Witness accounts


  1. His pupils
  2. Ernst Gottlieb Baron (Weiss friend and student)
  3. Johann Nikolaus Forkel (JS Bach's biographer)
  4. Johann Elias Bach (JS Bach's "little nephew", GC Bach's grand-son, JS' uncle)
  5. Wilhelmine de Bayreuth (Frédéric II's sister)
  6. Charles VII's widow
  7. David Kellner (see link to Kenneth Sparr's page)
  8. Luise Adelgunde Victorie Gottsched


Even as he was alive, Weiss was considered the greatest lute-player and lute-composer of his time. On his tombstone, his friends had Saxon Johann Ulrich von König’s 1720 phrase carved : "Only Silvius must touch the lute !"

In 1727, his pupil and friend Ernst Gottlieb Baron published his UdIdL. Many passages expose his admiration for his master :

    "He was the first to discover things one could do with the lute that had never been conceived until then. And I can sincerely admit that, as for his virtuosity, there is no telling the difference between Mister Weiss and a talented organ-player when it comes to playing fantasies and fugues with his instrument. His arpeggios are of a rare density, his depicting emotions is without comparison, his technique prodigious ; he has an unbelievable delicacy and singing grace. What is more, he is a great improviser and can play, when his fancy commands it, the most beautiful airs, violin concerts even, just by reading the score and realizing the numbered bass phenomenally, whether be it on the lute or on the theorbo. Because Weiss’ art was the only one to draw from that instrument the best, most solid, most gallant and most accomplished music, a great many, inspired by this new method, tried to acquire his skill and talent - much like the Argonauts with the Golden Fleece."

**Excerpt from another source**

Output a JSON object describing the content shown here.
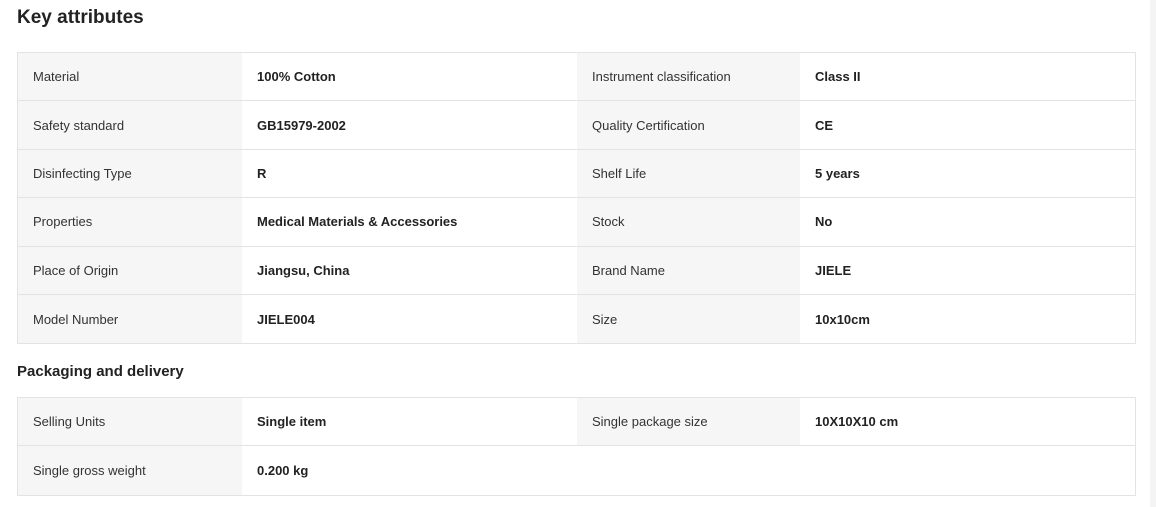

JS Bach’s first biographer, Johann Nickolaus Forkel could not have met Weiss. Yet the study of his suites prompted him, in 1782, to pronounce this significant sentence :

    "(They are) written in a frank and robust style and are akin to, for instance, the late JS Bach’s pieces for keyboard instruments."

Forkel had well understood that, like Bach, Weiss believed in JJ Quantz’s theory according to which the « German style » was a « motley style », a successful blending of French and Italian music, which were then dominant.

The meeting between Weiss and JS Bach in Leipzig in 1739 was the occasion for Johann Elias Bach, then JS Bach’s private secretary, to give the following account in a letter addressed to cantor J.W.Koch on the 11th of August of that same year :

    "...We heard some very fine music when Sir my cousin from Dresden [WF Bach], who came to stay for four weeks, together with the two famous lute-players Mister Weiss and Mister Kropffgans [his pupil], gave several performances in our house."

In 1728, when Frederic II visited Berlin upon an invitation of the King of Prussia, margrave Wilhelmine of Bayreuth, a sometime lute-player, payed homage to Weiss in her memoires :

    "To the memory of the famous Weiss, who excels so much in playing the lute that no one has ever matched him and that those who will come after him will only be left with the glory of imitating him"

In a letter to her daughter, Charles VII’s widow wrote that Weiss’ compositions are :

    "infinitely better written, in the style fitting this instrument (...), than all Sezkorn’s [then the lute composer at the court of Munich] screetchings"

David Kellner (see link to Kenneth Sparr's page) was known for his dislike of the lute as a continuous bass instrument. Yet, in his "Loyal Continuous Bass Method", when he wishes to give an example of the difficulty to play the lute, he writes :

    "But that the illustrious Silvius Leopold Weiss can, with his lute, accompany an honest piece and can, with that same instrument, demonstrate what others give up trying to achieve, all that must be attributed to his virtuosity rather than to the instrument."

Luise Gottsched has written two articles, that dealt with Silvius Leopold Weiss, in the "Handlexicon oder Kurzgefaßtes Wörterbuch der schönen Wissenschaften und freyen Künste", that was published by her husband Johann Christoph Gottsched in 1760 (they can be found in complete under Handlexicon). Here only one short excerpt over Silvius' art of playing:

    "His stroke was very gentle; one heard him and didn't know where the tones came from. In phantasizing he was uncompared, piano and forte he had completely in his power. Shortly, he was master of his instrument, and could do with it what he wanted."